Der Historische Orden

Der Gründungsimpuls:

So etwas wie einen Ritterorden hat es zur damaligen Zeit noch nicht gegeben und war gänzlich unbekannt. Es gab die Ritter, die kämpften und die Mönche (Geistliche) die beteten, dies war strikt getrennt.

Erst die Kreuzzüge (1. Kreuzzug 1095) ermöglichten diesen Impuls, die Verschmelzung Ritter und Mönch, genannt „Ritterorden“.

Der Historische Orden, mit dem Namen „Pauperes commilitones Christi templique Salomonici Hierosalemitanis“ (Arme Ritterschaft Christi vom salomonischen Tempel zu Jerusalem), fand 1114/15 seine erste Erwähnung in einem Brief an Graf Hugo I. von Champagne, in dem er gewarnt wurde, einer „Militia Christi“ (Miliz Christi) beizutreten, da er noch verheiratet sei. Der Name lässt auf die Anfänge der vorläufigen Gemeinschaft schließen, aus der sich der Templerorden bildete.


Die Gründungsphase:

1118 (1120 nach den neuesten Erkenntnissen)
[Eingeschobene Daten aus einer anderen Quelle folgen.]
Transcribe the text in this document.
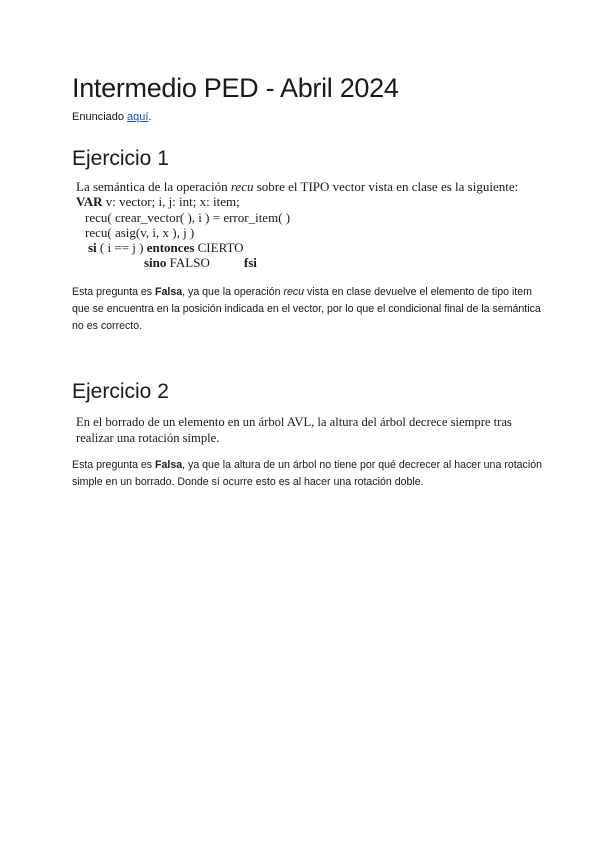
Intermedio PED - Abril 2024

Enunciado aquí.

Ejercicio 1
La semántica de la operación recu sobre el TIPO vector vista en clase es la siguiente:
VAR v: vector; i, j: int; x: item;
recu( crear_vector( ), i ) = error_item( )
recu( asig(v, i, x ), j )
si ( i == j ) entonces CIERTO
sino FALSO	fsi

Esta pregunta es Falsa, ya que la operación recu vista en clase devuelve el elemento de tipo item que se encuentra en la posición indicada en el vector, por lo que el condicional final de la semántica no es correcto.

Ejercicio 2
En el borrado de un elemento en un árbol AVL, la altura del árbol decrece siempre tras realizar una rotación simple.

Esta pregunta es Falsa, ya que la altura de un árbol no tiene por qué decrecer al hacer una rotación simple en un borrado. Donde sí ocurre esto es al hacer una rotación doble.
schlossen sich 9 französische Ritter zu einer Schutzgemeinschaft zusammen. Die Gemeinschaft übernahm die Aufgabe, die Pilger auf ihren Wegen zu schützen und Jerusalem, sowie das Heilige Land, zu verteidigen.

1120

Erfolgte die Anerkennung durch König Balduin II. von Jerusalem beim Konzil von Nablus. Er ermöglichte den Einzug in den Ostflügel des ehemaligen Tempels von Salomon.

1128

Wurde die Verleihung der Ordensregeln beim Konzil von Troyes vorgenommen und damit die Anerkennung des Ordens durch Papst Honorius II.

1147

In der Ordensversammlung in Paris, erteilte Papst Eugen III. die Erlaubnis zum Tragen des roten Tatzenkreuzes auf der Herzseite (als erster Orden überhaupt).

 

Die Groß-Meister:

In den knapp 200 Jahren, in denen der historische Orden direkt wirken konnte, gab es insgesamt 23 Groß-Meister.

1. Hugues de Payns (1118/19 bis 1136)

2. Robert de Craon (1136 bis 1147)

3. Everard des Barres (1147 bis 1152)

4. Bernard de Tromelai (1152 bis 1153)

5. André de Montbard (1153 bis 1156)   

6. Bertrand de Blanquefort (1156 bis 1169)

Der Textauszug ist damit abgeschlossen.